“I think most people are too young to choose a profession like medicine when they come straight out of high school. Look at Monique, a few years more might have changed her mind about going into the profession.”
Monique was a French woman who had joined their class in their final year. While she was a couple of years younger than most of them, she had already received her medical degree and done her internship in Paris before she came to the US. She seemed very unhappy at UC Med, and most of her classmates, figuring she was homesick and didn’t like having to retake a year of medical school and redo her internship, were sympathetic, in the beginning.
She soon became the kind of person whom a lot of people either instinctively avoided or simply disliked. No one could say why, just that she seemed to exude some sort of hazardous emission. For some reason, her very appearance had a tendency to bring out coffee klatsch filters. While no one had ever talked about it much before…that wouldn’t have been polite as long as she was around… they had all sensed it, in different ways.
“Somewhere beneath her heavy brows, she always seemed to stare vacantly at her listless hands, resting in a stack on her lap. And everyone else had to look at them too, however inadvertently, because they wondered what it was she was actually cooking up. Pot luck?”
“Once she showed me a photo of a goose in a silver locket she wore around her neck. Said the goose had been silly enough to think she was its mother. Blamed it on her father when that the goose ended up in a silver terrine on the family dinner table. So much for secret loves, and civilized family meals. Otherwise her lips stayed pursed as a roach clip.”
“Her hands were like broken wings, I suppose, and she knew it was best to keep them still. Hurts less that way, and probably heals faster.”
No one seemed to know what had become of her, only that she had married a wealthy businessman whom she had met in Paris, and gone to work at a public hospital as an anesthesiologist.
“I thought she seemed to breath in fresh air through the darkest pores along the wings of her nose, and breath out some innocuous gas that put her and everyone around her in a trance. A true anesthesiologist.”
“Now that sounds like something a real doctor would say, Barb. I thought she looked like she was always gazing through a screen of invisible bangs, or through the black veil on a pin hat. I remember she had a very distinct widow’s peak, long watery blond hair pulled back into a knot at the nape of her neck. I often felt like trying to lift that veil, to stroke the loose strands of hair away from her forehead and describe what I saw, but Monique didn't offer much art, none of her own pictures, none of her own words.”
“That was the problem with Monique, no skills, no craft, and yet the few things she ever said or did made her seem crafty, sly, rather than shy.”
“ She just didn’t look healthy at all to me, more like a glossy mirror that vibrates just before it’s going to shatter.
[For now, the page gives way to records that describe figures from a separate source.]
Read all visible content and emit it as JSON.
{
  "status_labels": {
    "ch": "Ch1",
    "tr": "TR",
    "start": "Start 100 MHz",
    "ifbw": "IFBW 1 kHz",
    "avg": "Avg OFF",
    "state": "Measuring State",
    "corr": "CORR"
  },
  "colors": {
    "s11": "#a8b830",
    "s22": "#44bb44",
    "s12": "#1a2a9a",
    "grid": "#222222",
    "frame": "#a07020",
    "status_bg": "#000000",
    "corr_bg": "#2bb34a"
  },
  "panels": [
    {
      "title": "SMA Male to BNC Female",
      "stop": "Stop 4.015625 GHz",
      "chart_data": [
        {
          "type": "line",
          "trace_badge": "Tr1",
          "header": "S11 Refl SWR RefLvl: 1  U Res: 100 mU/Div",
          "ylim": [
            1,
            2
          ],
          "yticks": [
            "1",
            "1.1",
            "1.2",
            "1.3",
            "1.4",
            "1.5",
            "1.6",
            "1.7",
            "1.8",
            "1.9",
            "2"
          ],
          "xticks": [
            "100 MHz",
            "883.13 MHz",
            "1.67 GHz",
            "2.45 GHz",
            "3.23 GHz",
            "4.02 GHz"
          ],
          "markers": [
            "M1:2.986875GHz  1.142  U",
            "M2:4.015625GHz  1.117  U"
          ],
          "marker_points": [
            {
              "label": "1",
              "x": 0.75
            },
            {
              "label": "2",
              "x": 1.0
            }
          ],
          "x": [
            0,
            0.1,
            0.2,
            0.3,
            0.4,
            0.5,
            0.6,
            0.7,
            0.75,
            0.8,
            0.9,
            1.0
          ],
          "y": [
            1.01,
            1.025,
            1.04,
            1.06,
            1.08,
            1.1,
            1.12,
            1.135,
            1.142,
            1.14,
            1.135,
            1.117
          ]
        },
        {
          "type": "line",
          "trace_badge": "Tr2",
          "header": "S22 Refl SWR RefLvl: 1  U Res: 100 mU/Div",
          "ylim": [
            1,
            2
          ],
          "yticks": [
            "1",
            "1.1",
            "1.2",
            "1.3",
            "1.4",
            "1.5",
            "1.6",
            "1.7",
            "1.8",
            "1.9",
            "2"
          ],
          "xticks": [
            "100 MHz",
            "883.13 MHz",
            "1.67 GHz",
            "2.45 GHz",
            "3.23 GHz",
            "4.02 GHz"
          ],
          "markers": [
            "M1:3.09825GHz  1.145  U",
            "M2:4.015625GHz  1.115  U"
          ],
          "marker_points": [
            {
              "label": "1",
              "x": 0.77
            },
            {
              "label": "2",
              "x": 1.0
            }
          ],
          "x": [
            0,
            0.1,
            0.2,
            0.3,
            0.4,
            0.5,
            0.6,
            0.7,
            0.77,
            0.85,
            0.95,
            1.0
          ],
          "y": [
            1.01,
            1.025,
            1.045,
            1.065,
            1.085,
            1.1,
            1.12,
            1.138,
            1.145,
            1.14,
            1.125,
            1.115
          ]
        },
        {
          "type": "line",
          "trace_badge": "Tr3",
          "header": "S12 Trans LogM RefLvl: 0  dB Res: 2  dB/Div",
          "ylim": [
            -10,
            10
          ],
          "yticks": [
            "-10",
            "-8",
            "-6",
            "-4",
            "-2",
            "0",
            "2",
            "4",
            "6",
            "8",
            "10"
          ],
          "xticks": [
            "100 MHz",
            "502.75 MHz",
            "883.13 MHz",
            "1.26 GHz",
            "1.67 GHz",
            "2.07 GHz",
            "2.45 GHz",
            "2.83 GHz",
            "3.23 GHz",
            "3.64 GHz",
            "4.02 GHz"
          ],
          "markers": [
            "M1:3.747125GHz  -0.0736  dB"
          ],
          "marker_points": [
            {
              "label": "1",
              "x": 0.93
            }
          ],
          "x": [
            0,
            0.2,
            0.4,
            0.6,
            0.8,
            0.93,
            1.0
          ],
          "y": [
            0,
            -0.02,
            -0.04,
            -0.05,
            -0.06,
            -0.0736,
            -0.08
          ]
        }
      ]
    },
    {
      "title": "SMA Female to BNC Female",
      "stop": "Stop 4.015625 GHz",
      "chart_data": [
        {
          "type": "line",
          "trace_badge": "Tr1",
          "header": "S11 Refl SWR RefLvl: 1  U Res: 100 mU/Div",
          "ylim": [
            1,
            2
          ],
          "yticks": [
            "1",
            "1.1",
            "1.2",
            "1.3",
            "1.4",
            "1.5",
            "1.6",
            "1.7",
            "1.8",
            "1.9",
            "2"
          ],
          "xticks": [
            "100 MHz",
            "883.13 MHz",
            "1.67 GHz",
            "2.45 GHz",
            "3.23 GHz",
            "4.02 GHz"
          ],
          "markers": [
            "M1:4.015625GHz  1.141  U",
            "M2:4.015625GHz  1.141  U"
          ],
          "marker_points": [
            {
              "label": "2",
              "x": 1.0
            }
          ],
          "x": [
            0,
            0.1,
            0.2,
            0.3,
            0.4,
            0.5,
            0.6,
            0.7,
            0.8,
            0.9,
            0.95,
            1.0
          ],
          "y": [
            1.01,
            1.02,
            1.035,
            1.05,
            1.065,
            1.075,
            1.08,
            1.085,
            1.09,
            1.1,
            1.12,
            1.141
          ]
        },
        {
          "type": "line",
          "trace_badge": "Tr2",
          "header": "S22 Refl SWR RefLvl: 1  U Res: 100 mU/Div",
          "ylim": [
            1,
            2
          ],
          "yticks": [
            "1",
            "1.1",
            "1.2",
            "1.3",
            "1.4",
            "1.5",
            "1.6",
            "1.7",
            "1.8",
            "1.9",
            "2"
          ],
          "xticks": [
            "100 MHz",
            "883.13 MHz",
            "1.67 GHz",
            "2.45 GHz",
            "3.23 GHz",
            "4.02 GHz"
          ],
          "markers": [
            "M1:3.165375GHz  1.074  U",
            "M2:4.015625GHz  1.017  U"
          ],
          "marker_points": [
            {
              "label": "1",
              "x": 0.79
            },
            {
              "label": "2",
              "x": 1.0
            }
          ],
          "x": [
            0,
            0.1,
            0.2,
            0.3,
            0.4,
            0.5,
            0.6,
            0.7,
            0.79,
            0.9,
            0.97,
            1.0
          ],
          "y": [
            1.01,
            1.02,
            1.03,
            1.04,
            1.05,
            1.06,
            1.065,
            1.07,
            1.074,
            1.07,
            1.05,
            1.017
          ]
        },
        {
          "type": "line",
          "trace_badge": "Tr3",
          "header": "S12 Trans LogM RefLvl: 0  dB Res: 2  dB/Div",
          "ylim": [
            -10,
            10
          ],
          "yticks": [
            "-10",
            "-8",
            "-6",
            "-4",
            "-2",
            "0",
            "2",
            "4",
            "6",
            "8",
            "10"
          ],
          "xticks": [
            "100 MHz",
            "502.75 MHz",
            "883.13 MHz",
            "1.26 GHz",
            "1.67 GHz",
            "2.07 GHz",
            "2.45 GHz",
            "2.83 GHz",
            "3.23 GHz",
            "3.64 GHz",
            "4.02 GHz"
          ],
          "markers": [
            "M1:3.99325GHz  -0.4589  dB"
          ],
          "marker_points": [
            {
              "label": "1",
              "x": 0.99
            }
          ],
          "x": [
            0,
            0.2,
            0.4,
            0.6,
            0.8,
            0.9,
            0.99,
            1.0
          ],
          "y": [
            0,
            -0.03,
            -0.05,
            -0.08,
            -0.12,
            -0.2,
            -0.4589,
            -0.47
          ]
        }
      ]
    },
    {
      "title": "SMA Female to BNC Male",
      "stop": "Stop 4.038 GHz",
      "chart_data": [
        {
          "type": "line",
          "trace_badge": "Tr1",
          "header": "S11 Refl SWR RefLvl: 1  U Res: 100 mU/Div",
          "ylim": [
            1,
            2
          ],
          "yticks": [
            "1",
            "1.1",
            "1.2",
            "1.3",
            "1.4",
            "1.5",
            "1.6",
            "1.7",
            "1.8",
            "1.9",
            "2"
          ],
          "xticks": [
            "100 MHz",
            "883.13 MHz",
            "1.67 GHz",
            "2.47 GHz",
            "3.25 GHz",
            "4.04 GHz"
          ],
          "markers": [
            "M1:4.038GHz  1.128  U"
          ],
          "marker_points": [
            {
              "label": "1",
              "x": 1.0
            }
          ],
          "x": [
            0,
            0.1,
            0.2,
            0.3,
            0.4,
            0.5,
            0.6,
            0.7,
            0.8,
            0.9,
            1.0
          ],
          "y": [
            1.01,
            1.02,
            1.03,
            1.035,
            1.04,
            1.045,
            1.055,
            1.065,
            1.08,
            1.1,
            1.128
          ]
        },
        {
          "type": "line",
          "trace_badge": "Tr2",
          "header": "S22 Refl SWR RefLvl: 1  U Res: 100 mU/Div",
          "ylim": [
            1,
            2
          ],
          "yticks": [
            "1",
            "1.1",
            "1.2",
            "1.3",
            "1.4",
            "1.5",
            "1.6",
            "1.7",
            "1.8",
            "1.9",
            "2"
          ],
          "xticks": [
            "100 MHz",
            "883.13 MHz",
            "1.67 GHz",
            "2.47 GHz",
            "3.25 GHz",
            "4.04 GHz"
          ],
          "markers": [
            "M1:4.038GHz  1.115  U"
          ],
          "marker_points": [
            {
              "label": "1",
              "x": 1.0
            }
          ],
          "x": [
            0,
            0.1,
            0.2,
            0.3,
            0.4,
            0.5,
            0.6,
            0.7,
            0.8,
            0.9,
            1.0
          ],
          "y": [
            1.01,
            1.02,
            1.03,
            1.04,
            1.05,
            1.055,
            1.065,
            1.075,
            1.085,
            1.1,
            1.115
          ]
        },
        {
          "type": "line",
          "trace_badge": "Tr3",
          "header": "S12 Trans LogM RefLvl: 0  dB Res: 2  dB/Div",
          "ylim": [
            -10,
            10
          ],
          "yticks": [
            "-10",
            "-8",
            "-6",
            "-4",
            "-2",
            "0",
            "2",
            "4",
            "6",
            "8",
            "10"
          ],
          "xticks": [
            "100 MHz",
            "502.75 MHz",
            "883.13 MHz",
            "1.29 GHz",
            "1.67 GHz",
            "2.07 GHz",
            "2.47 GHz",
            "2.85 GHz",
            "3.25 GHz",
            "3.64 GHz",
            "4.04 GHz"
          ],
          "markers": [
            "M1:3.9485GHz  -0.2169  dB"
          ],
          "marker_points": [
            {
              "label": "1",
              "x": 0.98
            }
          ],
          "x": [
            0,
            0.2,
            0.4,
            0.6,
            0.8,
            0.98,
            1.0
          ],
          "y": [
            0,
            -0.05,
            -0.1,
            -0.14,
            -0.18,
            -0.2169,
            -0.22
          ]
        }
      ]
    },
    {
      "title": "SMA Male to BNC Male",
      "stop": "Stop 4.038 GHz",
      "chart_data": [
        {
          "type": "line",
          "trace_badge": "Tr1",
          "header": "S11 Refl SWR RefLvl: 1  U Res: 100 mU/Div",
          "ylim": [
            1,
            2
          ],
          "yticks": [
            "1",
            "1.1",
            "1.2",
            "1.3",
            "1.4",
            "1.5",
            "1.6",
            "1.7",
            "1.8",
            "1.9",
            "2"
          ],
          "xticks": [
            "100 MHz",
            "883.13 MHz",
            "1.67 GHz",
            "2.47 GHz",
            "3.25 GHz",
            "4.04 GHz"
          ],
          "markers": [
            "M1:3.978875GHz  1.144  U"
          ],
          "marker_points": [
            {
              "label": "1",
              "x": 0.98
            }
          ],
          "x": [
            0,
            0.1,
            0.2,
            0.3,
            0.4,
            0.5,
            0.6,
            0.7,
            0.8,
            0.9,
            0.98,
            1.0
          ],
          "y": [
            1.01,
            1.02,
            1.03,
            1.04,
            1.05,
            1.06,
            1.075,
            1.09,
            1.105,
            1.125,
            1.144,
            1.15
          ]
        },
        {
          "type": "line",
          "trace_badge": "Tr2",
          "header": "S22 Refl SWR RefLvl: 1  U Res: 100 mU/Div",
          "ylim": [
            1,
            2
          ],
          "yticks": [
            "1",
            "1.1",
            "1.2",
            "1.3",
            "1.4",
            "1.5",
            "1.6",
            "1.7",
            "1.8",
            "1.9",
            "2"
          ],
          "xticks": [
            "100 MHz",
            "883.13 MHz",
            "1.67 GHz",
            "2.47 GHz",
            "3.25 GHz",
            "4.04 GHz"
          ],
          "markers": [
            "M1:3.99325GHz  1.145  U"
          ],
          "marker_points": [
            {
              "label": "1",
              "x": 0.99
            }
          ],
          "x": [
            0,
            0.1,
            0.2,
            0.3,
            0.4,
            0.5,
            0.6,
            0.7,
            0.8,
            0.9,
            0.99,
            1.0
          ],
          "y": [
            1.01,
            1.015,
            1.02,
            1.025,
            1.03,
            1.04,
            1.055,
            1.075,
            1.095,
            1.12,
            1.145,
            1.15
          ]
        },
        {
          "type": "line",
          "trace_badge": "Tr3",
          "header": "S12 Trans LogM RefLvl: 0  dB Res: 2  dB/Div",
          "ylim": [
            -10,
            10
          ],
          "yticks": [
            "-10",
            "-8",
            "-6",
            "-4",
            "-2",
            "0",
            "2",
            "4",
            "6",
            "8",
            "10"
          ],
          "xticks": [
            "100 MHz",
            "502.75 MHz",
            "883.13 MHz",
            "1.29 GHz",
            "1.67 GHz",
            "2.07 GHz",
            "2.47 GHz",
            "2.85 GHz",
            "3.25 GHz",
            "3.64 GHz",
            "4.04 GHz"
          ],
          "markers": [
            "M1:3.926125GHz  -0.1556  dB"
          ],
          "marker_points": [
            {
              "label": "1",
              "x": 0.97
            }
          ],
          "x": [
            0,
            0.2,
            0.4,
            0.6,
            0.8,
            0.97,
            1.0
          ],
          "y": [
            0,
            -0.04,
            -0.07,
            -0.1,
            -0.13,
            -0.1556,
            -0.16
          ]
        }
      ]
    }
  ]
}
Not exactly the kind of doctor you want to anesthetize you before you go into surgery. Who wants to end up on a stainless steel platter in a refrigerator room after a good meal?”
“But I can’t help wondering how I would have felt about her if she had been able to reach out?”
“She did stick out, her tongue. Stung. Yellow jacket, WASP. I saw her in a Mustang convertible with windblown hair, and a bouquet of sunflowers in her embrace, and I believe she almost looked happy.”
“I saw her that day too, though she looked sad to me. Hard to know what was cupped in the palms of her hands. A coin, heads or tails, make it or break it, safe bet? Money, honey, blew her away.”
“ Maybe she was just embarrassed because she had psoriasis or something. Cracked, red, dry, scabs. Not a hand people usually like to hold, exactly, though hardly contagious.”
“I actually saw her once in a bathing suit, low back with a floral pattern - huge pink petals, with lime green pistils and sticky yellow stamens. Gaudy awful, had to recoil when she turned her back on me. It wasn’t pretty, allergic reaction, lots of pimples and puss.”
Suddenly they all giggled. Sign of a successful bee in the bonnet of med students.
“Oh Jesus. Just keep an eye on where you put that needle, will you. This is a sewing bee, not a stinging bee. No need to prick your finger to check your own blood, sugar. Wake up, put on a thimble or you are going to have a lotta blood on your hands too. Bumblebee flies by the power of their own ignorance, and neither the queen nor the workers are likely to sting if we don’t disturb them.”
“Oh genius bombus, you are, but that cuckoo gal was different Maxine. Bad genes, I'd say. Just listen to that buzz. Without basic social skills or even an ability to collect pollen, she can get pretty invasive. I think we better keep an eye on her.”